6 mars 2008 – Jeudi de la 4ème semaine de Carême

Is 49, 815 ; Jean 5, 17-30

Abbaye de Soleilmont

 

 

            Le récit du dialogue entre Dieu et Moïse (première lecture) au sujet du peuple qui a commis un péché d'idolâtrie se termine par la mention : "Le Seigneur renonça au mal qu'il avait voulu faire à son peuple ".  Ce texte ne parle pas de conversion de la part du peuple, car aucune conversion n'y est mentionnée, au moins jusqu'à ce point du récit;  il ne parle pas non plus directement de prière, bien qu'il nous enseigne quelque chose d’important sur la prière.  Ce texte traite essentiellement de Dieu.  Il nous dit qui est Dieu.  Si Dieu a finalement eu pitié de son peuple, ce n’est pas parce que Moïse l’en a supplié, mais simplement parce qu’il est Dieu.

 

            Bien sûr, Moïse a supplié Dieu d’épargner son peuple, et la façon dont il l’a fait nous enseigne beaucoup de choses sur la prière.

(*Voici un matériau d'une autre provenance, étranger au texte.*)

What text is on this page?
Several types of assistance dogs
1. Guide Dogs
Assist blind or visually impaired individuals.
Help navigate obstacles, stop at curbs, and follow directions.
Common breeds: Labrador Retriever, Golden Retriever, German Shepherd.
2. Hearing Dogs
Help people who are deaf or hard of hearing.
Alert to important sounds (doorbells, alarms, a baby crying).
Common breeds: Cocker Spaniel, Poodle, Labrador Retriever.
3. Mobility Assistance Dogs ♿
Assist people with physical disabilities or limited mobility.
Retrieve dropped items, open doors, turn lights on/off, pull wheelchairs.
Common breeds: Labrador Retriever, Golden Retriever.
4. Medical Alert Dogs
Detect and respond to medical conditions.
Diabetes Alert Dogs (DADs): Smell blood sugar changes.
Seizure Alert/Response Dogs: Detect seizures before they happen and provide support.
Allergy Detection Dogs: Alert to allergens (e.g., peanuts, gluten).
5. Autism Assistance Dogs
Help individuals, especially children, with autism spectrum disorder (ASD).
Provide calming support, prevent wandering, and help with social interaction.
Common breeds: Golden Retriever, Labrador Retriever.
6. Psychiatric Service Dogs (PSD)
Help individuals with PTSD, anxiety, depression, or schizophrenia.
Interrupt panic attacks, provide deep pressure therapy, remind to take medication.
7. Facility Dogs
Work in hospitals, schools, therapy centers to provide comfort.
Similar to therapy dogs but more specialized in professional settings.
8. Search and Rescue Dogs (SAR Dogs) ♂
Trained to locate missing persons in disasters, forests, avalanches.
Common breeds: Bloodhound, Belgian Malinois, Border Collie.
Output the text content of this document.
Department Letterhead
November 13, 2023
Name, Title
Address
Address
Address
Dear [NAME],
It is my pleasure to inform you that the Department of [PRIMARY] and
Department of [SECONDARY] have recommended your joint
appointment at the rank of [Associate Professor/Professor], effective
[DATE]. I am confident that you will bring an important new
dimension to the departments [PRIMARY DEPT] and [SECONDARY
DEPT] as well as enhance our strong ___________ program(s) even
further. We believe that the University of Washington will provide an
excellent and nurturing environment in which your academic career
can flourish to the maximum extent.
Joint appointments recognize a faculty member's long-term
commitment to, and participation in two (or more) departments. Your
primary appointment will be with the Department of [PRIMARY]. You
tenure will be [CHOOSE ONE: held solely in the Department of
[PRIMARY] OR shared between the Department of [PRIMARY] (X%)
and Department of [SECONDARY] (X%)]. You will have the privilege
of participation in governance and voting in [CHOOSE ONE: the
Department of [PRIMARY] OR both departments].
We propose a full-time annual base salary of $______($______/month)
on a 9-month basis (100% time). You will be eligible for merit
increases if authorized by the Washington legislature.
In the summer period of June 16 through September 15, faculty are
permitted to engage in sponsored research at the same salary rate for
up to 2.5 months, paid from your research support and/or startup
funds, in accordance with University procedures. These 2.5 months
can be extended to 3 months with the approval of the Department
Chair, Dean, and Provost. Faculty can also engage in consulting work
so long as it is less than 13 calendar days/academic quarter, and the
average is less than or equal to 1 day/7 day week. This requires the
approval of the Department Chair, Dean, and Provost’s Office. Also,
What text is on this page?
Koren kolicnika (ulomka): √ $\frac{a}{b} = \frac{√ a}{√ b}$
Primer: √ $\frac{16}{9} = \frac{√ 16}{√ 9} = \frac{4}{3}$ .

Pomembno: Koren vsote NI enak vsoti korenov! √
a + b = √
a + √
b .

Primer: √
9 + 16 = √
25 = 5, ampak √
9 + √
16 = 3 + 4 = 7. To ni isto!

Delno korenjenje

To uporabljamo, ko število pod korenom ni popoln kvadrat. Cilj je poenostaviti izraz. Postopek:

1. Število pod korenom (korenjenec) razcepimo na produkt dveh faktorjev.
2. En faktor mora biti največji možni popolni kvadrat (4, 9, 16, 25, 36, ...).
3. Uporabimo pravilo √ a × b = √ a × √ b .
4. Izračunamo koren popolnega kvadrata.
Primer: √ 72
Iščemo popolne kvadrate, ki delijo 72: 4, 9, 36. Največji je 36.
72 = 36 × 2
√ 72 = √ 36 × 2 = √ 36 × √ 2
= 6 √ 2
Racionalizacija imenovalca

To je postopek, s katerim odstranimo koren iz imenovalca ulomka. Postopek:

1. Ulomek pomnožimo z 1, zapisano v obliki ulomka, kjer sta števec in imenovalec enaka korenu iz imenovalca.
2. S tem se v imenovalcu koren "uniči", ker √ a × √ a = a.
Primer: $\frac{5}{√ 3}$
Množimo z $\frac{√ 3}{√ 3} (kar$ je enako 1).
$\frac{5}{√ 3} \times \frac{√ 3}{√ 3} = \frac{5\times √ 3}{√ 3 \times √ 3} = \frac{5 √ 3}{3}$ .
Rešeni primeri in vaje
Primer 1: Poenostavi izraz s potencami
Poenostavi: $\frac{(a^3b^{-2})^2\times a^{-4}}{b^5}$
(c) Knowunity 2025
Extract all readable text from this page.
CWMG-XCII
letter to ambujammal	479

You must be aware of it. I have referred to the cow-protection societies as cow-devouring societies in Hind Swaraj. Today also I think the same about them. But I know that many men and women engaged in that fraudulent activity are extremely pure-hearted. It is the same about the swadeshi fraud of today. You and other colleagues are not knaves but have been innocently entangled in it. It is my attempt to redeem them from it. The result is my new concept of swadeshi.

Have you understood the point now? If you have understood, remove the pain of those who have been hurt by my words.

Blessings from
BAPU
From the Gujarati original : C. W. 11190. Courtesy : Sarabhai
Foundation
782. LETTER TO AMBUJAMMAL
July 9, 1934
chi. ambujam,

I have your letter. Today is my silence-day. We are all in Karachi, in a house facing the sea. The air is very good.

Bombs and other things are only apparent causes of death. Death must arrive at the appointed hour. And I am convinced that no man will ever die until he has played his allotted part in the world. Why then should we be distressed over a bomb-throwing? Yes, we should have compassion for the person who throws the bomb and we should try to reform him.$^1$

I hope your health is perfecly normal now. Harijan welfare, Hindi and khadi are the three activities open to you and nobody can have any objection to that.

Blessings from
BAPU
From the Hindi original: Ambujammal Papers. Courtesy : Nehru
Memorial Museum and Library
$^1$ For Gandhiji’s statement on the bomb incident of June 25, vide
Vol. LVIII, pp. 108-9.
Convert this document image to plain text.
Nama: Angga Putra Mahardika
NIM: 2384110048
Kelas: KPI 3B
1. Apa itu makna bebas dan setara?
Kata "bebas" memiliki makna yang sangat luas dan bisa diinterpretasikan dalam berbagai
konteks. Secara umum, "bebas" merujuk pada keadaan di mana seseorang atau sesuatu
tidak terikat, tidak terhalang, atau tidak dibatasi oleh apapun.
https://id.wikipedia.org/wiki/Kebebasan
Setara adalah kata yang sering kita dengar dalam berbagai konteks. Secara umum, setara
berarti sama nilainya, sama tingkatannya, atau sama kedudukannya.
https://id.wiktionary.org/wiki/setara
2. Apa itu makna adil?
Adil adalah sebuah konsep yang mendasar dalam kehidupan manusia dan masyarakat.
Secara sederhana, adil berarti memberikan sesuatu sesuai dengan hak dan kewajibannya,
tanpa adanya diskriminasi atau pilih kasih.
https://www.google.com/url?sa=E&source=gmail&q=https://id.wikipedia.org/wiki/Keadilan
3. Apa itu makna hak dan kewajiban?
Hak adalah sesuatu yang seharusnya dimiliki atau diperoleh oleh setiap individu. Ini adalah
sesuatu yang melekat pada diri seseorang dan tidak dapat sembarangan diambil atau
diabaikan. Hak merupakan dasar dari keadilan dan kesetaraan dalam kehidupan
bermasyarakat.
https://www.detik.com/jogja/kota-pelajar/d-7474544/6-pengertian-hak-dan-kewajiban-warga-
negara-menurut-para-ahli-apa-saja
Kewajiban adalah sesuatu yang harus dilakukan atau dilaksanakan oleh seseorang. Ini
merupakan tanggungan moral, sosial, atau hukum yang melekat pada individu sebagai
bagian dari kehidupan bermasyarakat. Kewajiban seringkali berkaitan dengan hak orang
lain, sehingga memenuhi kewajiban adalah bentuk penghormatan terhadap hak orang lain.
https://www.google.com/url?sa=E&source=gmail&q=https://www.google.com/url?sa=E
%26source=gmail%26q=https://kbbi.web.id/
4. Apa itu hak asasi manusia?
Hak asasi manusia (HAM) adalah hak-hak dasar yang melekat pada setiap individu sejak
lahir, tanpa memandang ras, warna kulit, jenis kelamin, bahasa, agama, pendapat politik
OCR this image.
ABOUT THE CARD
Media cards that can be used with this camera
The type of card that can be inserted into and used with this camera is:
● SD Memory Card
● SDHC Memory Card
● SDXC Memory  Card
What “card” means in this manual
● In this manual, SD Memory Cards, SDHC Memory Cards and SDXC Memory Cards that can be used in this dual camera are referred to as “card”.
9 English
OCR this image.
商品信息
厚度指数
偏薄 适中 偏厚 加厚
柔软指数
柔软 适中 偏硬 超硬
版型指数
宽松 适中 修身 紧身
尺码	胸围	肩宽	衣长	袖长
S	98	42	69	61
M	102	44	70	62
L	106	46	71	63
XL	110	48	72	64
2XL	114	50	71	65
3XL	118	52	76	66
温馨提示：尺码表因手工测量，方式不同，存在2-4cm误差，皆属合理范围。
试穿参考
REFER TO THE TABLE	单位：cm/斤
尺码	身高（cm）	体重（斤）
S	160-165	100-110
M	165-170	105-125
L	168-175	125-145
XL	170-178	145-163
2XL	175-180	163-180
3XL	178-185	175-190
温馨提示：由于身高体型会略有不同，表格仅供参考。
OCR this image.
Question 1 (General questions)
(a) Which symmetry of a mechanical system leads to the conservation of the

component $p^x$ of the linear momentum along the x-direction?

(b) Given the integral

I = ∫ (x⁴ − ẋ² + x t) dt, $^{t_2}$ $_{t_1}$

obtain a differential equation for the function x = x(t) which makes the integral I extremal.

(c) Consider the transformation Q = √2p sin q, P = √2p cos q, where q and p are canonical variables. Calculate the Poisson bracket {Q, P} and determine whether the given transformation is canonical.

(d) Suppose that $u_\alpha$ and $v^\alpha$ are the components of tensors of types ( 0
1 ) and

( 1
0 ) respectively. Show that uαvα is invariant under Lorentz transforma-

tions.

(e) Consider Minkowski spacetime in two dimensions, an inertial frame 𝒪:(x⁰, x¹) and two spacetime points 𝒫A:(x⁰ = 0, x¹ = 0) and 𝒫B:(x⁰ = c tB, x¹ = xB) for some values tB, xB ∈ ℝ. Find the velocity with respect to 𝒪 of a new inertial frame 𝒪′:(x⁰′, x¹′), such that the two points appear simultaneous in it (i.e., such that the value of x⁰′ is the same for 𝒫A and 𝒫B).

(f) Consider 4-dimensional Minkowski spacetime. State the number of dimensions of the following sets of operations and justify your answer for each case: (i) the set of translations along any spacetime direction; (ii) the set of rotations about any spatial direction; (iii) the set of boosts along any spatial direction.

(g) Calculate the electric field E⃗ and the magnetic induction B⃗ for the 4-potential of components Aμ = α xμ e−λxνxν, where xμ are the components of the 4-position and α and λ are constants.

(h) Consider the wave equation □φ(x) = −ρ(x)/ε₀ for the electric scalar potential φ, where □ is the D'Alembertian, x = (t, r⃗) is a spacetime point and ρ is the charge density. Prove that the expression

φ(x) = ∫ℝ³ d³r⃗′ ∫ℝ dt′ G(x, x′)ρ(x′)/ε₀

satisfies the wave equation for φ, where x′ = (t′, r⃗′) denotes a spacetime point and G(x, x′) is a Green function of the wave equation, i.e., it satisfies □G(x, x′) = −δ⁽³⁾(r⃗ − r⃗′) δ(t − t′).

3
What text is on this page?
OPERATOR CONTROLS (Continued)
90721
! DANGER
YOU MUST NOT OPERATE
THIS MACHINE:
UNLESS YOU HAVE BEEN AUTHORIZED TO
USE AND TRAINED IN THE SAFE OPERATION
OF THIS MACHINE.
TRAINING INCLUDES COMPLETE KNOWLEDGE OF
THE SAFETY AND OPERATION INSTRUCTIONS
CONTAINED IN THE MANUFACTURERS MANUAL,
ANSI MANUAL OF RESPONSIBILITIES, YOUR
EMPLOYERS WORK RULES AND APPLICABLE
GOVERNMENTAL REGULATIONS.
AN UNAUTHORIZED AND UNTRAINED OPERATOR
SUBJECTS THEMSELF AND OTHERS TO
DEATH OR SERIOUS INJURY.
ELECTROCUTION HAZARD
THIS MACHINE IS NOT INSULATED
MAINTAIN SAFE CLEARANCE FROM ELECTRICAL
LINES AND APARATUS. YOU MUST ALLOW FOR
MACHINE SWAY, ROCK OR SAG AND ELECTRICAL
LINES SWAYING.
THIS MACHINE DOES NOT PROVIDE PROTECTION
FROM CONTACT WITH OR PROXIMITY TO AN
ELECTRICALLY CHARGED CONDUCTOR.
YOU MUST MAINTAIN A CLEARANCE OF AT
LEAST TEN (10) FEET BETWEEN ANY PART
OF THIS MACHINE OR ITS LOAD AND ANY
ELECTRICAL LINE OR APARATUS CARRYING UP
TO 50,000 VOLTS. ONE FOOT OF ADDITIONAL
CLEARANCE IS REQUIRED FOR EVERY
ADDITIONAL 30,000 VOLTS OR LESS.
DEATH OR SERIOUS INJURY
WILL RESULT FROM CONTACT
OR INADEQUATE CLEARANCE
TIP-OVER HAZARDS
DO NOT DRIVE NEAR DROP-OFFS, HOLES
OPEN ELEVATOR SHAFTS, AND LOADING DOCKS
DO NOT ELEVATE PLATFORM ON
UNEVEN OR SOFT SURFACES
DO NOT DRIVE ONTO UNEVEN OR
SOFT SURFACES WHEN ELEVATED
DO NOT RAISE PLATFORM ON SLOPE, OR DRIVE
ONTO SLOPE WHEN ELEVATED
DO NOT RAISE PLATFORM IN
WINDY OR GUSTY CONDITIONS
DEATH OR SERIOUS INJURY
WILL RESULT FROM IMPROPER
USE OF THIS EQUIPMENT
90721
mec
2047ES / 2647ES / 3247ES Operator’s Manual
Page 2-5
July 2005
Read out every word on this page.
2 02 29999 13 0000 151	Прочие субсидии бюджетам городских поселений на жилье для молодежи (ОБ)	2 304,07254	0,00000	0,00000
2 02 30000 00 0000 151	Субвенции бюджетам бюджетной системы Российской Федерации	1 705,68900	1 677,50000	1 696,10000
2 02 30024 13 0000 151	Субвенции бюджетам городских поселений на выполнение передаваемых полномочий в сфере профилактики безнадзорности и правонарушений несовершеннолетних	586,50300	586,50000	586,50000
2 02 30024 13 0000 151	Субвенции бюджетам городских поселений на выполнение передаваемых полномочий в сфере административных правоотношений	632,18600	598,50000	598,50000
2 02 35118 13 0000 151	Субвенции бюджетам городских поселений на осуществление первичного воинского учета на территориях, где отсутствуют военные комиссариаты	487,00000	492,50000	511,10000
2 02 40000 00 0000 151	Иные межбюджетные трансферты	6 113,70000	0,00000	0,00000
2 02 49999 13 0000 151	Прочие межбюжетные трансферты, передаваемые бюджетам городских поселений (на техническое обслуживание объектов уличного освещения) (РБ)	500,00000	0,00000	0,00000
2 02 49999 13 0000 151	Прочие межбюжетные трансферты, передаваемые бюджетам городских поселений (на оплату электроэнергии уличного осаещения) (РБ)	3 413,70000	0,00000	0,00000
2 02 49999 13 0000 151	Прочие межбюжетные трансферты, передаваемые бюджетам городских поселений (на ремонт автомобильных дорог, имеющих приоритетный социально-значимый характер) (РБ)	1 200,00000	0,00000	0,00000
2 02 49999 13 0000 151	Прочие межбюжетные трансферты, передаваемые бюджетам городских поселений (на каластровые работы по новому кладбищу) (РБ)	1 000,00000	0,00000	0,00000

La première chose que ce récit nous enseigne concernant la prière est la solidarité de Moïse avec son peuple.  Un jour Moïse a posé un acte qui a transformé toute sa vie.  Alors qu’il avait une existence privilégiée à la cour de Pharaon, il est retourné vers son peuple ; et, pour défendre un de ses frères opprimé, il a posé un acte qui tout fait basculé sous ses pieds. Il a dû fuir en exil et repartir à zéro.  Dieu lui a donné alors la mission de libérer son peuple, et il s’est tellement identifié avec ce peuple que, lorsque Dieu en a assez de ce peuple rebelle et veut l’exterminer, Moïse dit à Dieu, si tu extermines ce peuple, tu dois m’exterminer moi aussi.  La vraie prière pour le prochain est la prière humble, où celui qui prie s’identifie avec ceux pour qui il prie, et non la prière du prétendu saint pour ceux qui sont supposés pécheurs. Et, pour convaincre Dieu d’épargner son peuple Moïse fait appel non pas à la misère du peuple, ni à sa propre relation, soi avec le peuple, soit avec Dieu.  Il fait appel tout simplement à qui est Dieu.  Que diront les Égyptiens de toi si tu extermines ton peuple dans le désert, alors que c’est toi qui les y as conduits !

 

            Dans l’Évangile, nous poursuivons la lecture du Chapitre 5 de saint Jean, commencée il y a deux jours.  Ce chapitre nous raconte le premier affrontement de Jésus avec les Juifs à Jérusalem, au début de sa vie publique, annonçant déjà le dénouement tragique dont nous ferons mémoire dans quelques semaines.  Jésus, nouveau Moïse, s’identifie lui aussi avec nous, dont il a pris la nature humaine. Et pour lui aussi, son point d’attache et le fondement de sa prière c’est qui est Dieu pour Lui et pour nous.  Dieu écoute sa prière et la nôtre, tout simplement parce qu’il est Dieu, et qu’il est bon.  Il rend témoignage à son Fils Jésus, et nous rend témoignage à nous aussi, si nous vivons en communion avec lui.  Nous pouvons alors arguer avec lui comme Moïse, et notre argumentation sera reçue comme une prière.